Now, Switchfoot didn’t create my partiality toward Jacob, but they certainly helped. They released their breakout album The Beautiful Letdown in February 2003, and the closing track “24” both encapsulated much of my college experience and helped me get through it. (College was rough.) But there’s a line from that song, “I wrestled the angel / For more than a name,” which is a reference to Jacob’s experience in this chapter. Here Jacob spends a sleepless night grappling until daybreak with an unidentified man, who gives him the name “Israel.” Like Jacob’s Ladder from Genesis 28, it’s one of the events we tend to think of when we think of Jacob. And, fan of both Switchfoot and Jacob that I was, I latched onto it hard.
But frankly, the role of Jacob’s wrestling match in my life does nothing to properly contextualize it for us. We find it in the narrative as Jacob is heading home, knowing that he’ll have to face his brother, who previously wanted to kill him. He sends out messengers to let Esau know he’s coming, splits his family and possessions into two parties to increase the odds of a surviving descendant, and sends waves of gifts on ahead as repeated signs of goodwill and contrition. Jacob’s scared. He knows he’s wronged his brother. But now he’s facing it straight.
In the middle of all this, he prays a remarkable prayer. He tells God, “I am unworthy of all the lovingkindness and of all the faithfulness which You have shown to Your servant” (10). Jacob says, in effect, “I didn’t do this. You did.” He gives God the credit for his prosperity, and moreover, he admits that he and his garbage behavior have done nothing to merit it. This isn’t the same Jacob who scrambled through his early life to take what he can get. He’s growing, and he’s not done growing yet.
Then comes the part where his family crosses the river Jabbok, but Jacob ends up in a wrestling match that lasts all night.

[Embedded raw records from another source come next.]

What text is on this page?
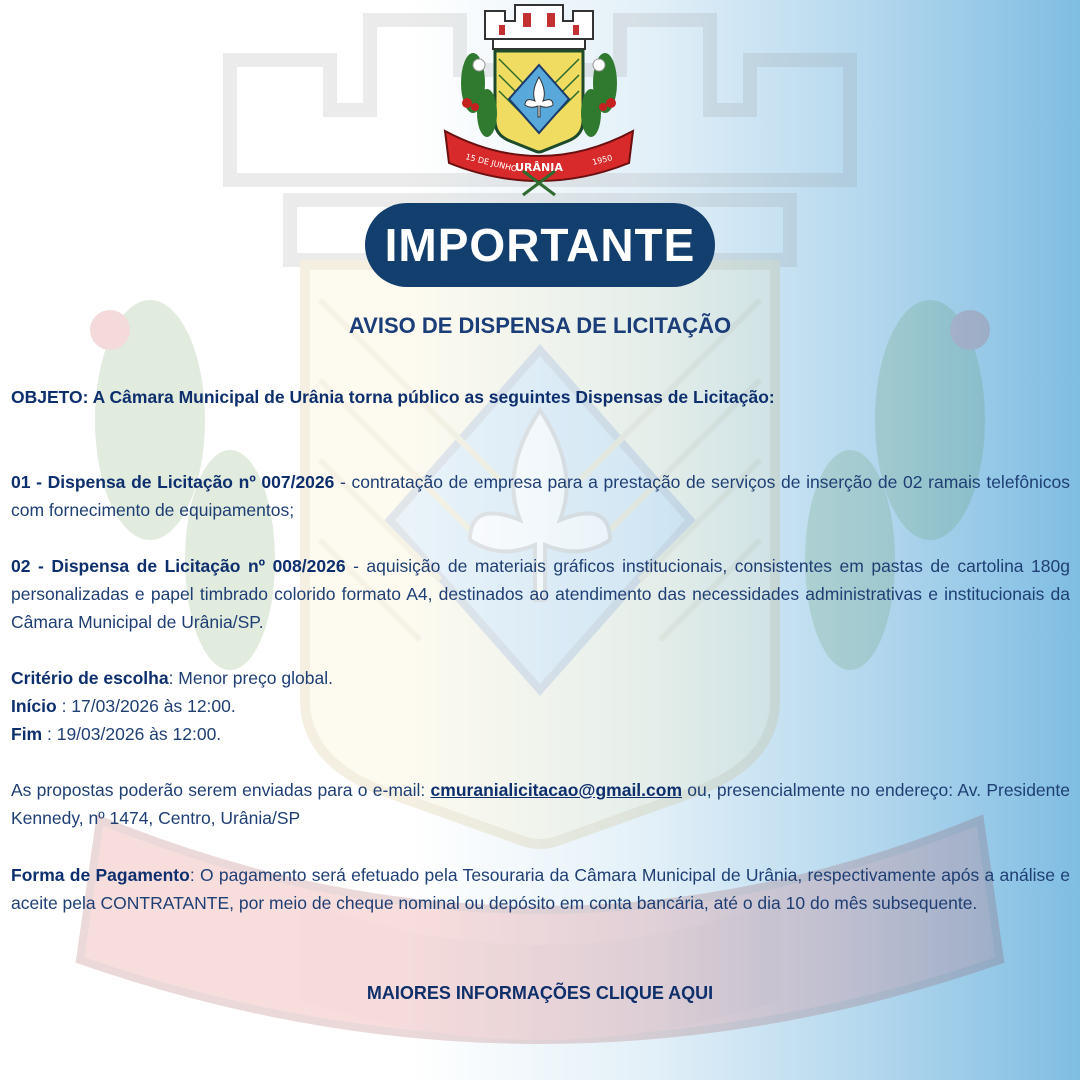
15 DE JUNHO
URÂNIA
1950
IMPORTANTE
AVISO DE DISPENSA DE LICITAÇÃO
OBJETO: A Câmara Municipal de Urânia torna público as seguintes Dispensas de Licitação:
01 - Dispensa de Licitação nº 007/2026 - contratação de empresa para a prestação de serviços de inserção de 02 ramais telefônicos com fornecimento de equipamentos;
02 - Dispensa de Licitação nº 008/2026 - aquisição de materiais gráficos institucionais, consistentes em pastas de cartolina 180g personalizadas e papel timbrado colorido formato A4, destinados ao atendimento das necessidades administrativas e institucionais da Câmara Municipal de Urânia/SP.
Critério de escolha: Menor preço global.
Início : 17/03/2026 às 12:00.
Fim : 19/03/2026 às 12:00.
As propostas poderão serem enviadas para o e-mail: cmuranialicitacao@gmail.com ou, presencialmente no endereço: Av. Presidente Kennedy, nº 1474, Centro, Urânia/SP
Forma de Pagamento: O pagamento será efetuado pela Tesouraria da Câmara Municipal de Urânia, respectivamente após a análise e aceite pela CONTRATANTE, por meio de cheque nominal ou depósito em conta bancária, até o dia 10 do mês subsequente.
MAIORES INFORMAÇÕES CLIQUE AQUI
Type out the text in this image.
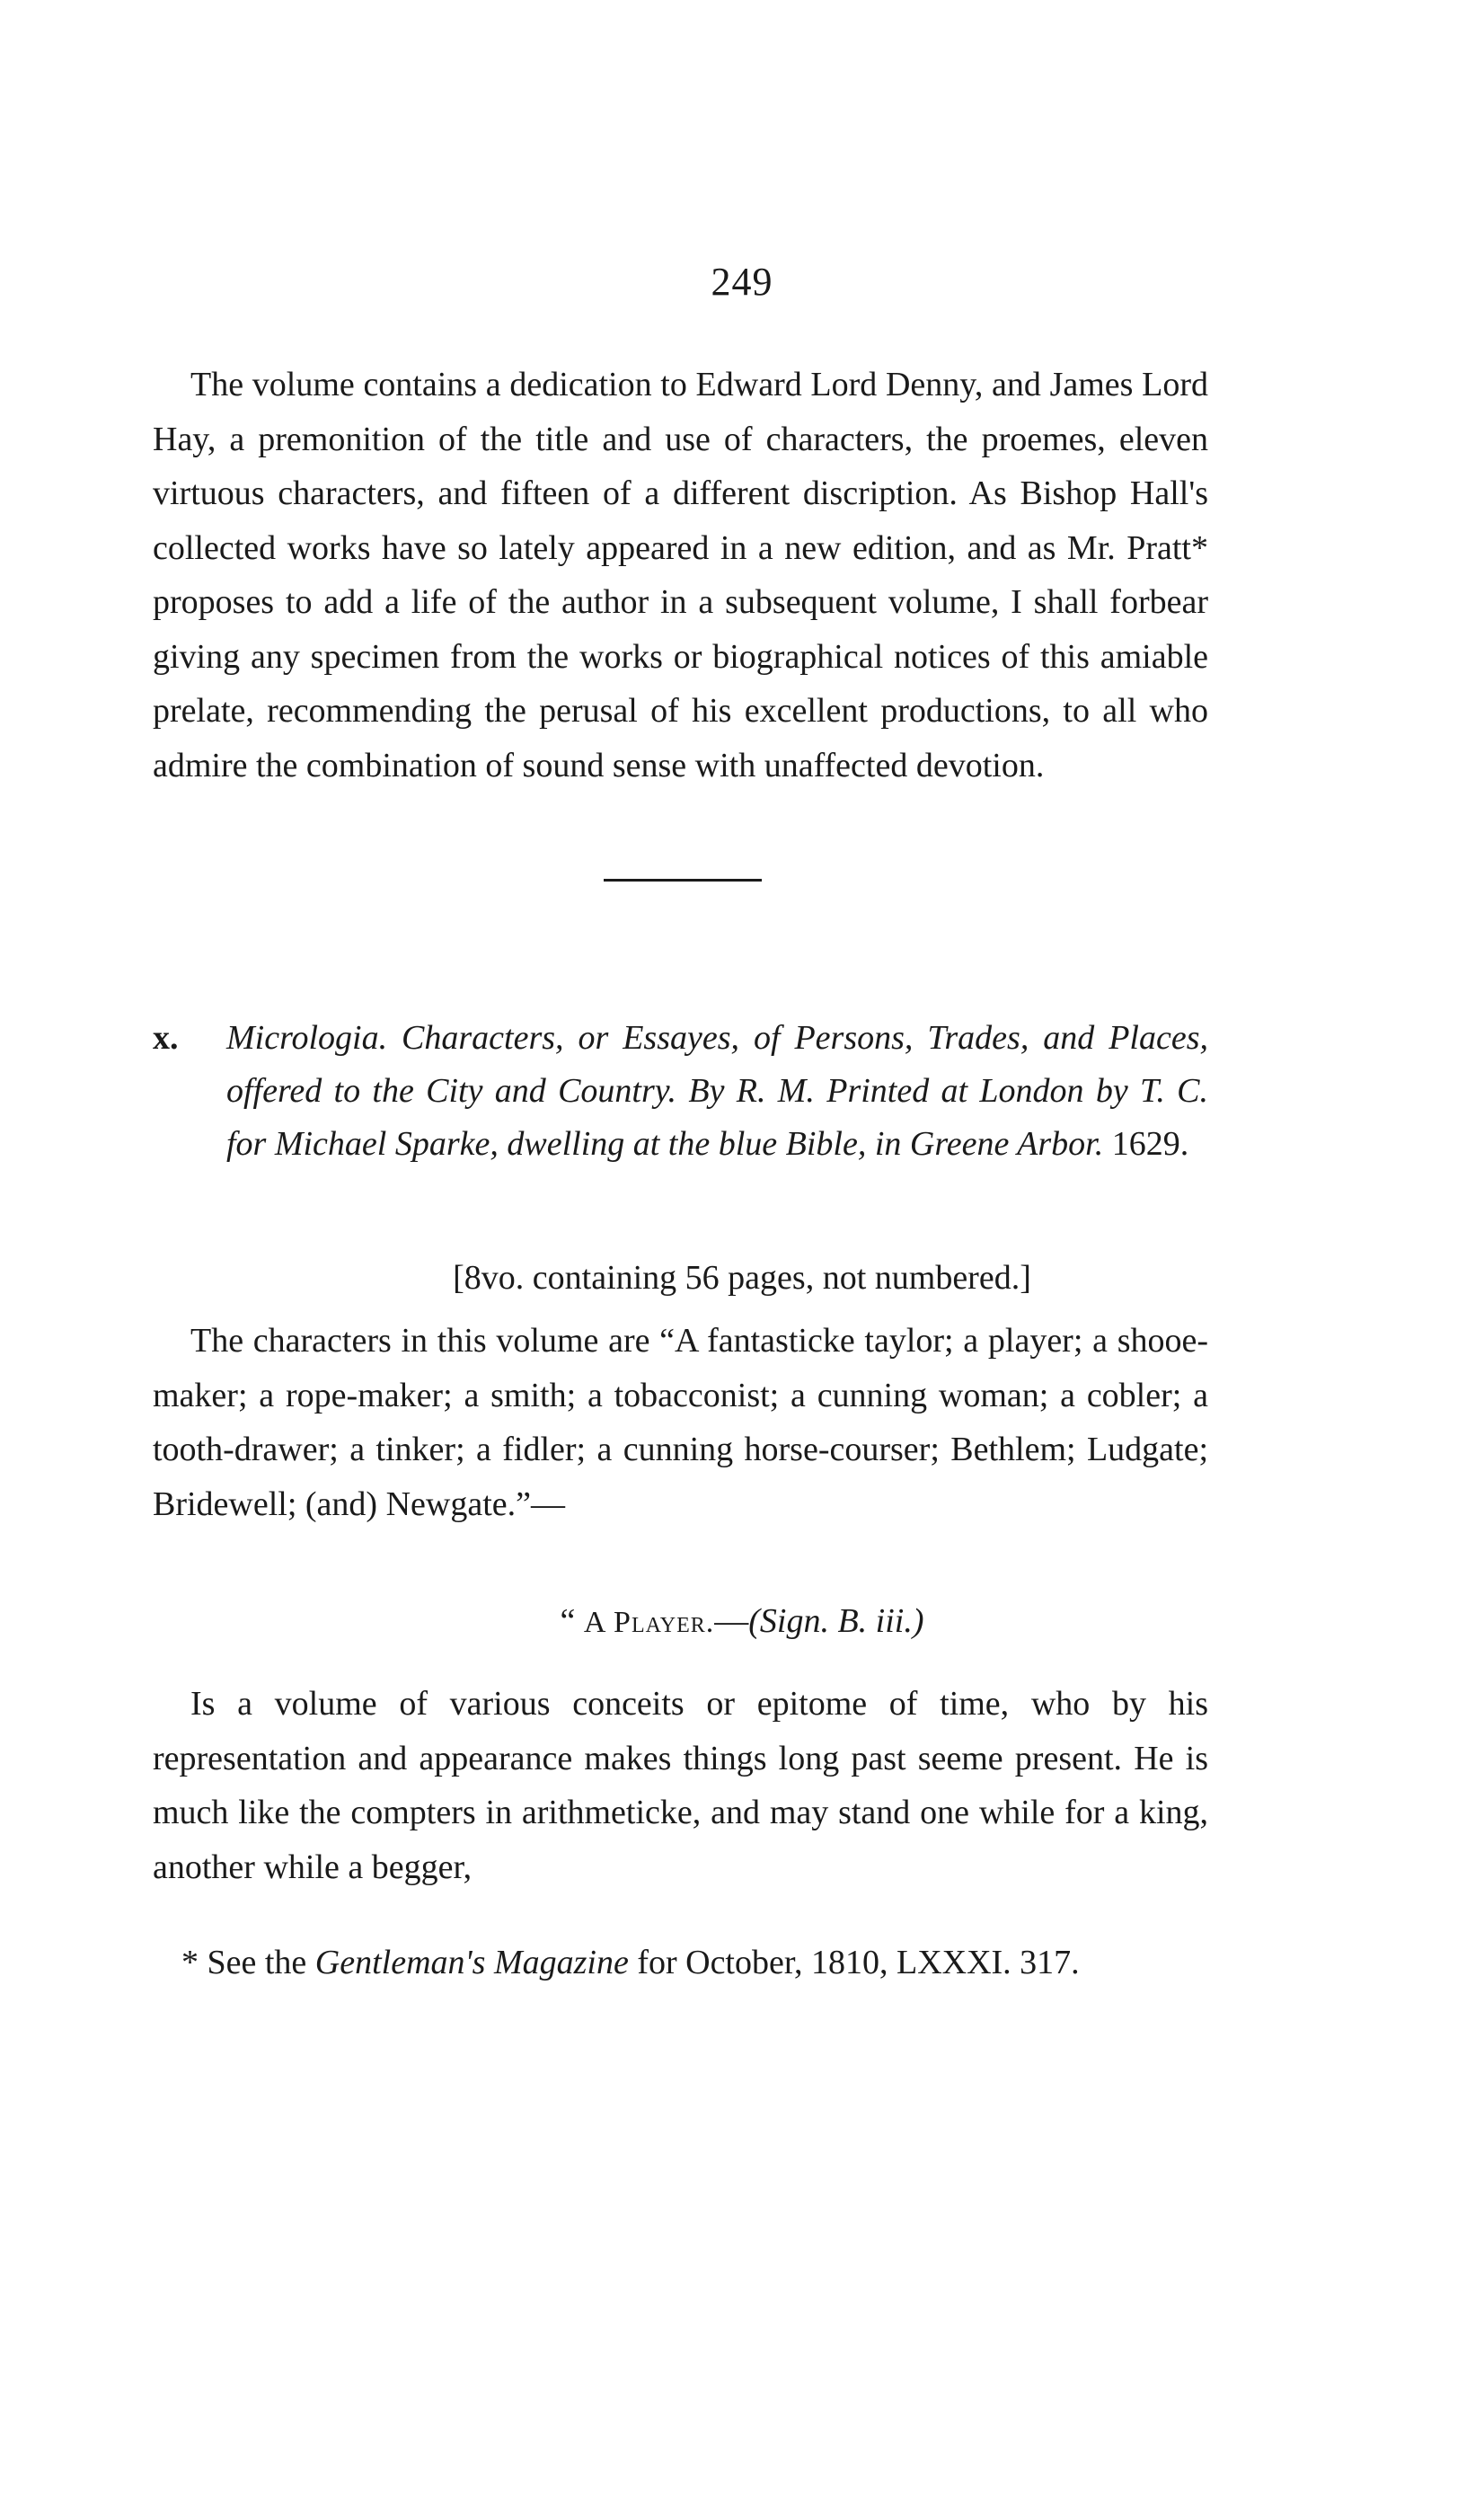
249

The volume contains a dedication to Edward Lord Denny, and James Lord Hay, a premonition of the title and use of characters, the proemes, eleven virtuous characters, and fifteen of a different discription. As Bishop Hall's collected works have so lately appeared in a new edition, and as Mr. Pratt* proposes to add a life of the author in a subsequent volume, I shall forbear giving any specimen from the works or biographical notices of this amiable prelate, recommending the perusal of his excellent productions, to all who admire the combination of sound sense with unaffected devotion.

x. Micrologia. Characters, or Essayes, of Persons, Trades, and Places, offered to the City and Country. By R. M. Printed at London by T. C. for Michael Sparke, dwelling at the blue Bible, in Greene Arbor. 1629.

[8vo. containing 56 pages, not numbered.]

The characters in this volume are “A fantasticke taylor; a player; a shooe-maker; a rope-maker; a smith; a tobacconist; a cunning woman; a cobler; a tooth-drawer; a tinker; a fidler; a cunning horse-courser; Bethlem; Ludgate; Bridewell; (and) Newgate.”—

“ A Player.—(Sign. B. iii.)

Is a volume of various conceits or epitome of time, who by his representation and appearance makes things long past seeme present. He is much like the compters in arithmeticke, and may stand one while for a king, another while a begger,

* See the Gentleman's Magazine for October, 1810, LXXXI. 317.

Who is this guy that he’s grappling with? The text identifies him simply as “a man” (24), who refuses to tell Jacob his name (29). The man gives him a few parting gifts that don’t exactly shed light on the question of his identity, either. Jacob gets a blessing, a dislocated hip joint, and a new name. That name, Israel (יִשְׂרָאֵל), comes from the words for “God” and “to strive,” and the man explains: “You have striven with God and with men and have prevailed” (28). The NASB notes that “Israel” may be taken to mean “he who strives with God” or “God strives;” for all Jacob’s effort, perhaps we’re meant to understand that God has done all the heavy lifting by working in Jacob. And while we might possibly be looking at a pre-incarnate Christophany here, none of this means that the man was necessarily God.
I’m not sure what to say in conclusion. This is another one of those huge passages that I feel I can’t do justice, even at my best. But in a sense, I don’t need to say anything in conclusion, because the story doesn’t actually conclude here. Jacob’s meeting with Esau still looms on the horizon, and tomorrow we’ll see how that goes. If you know already, try not to spoil it for everyone else.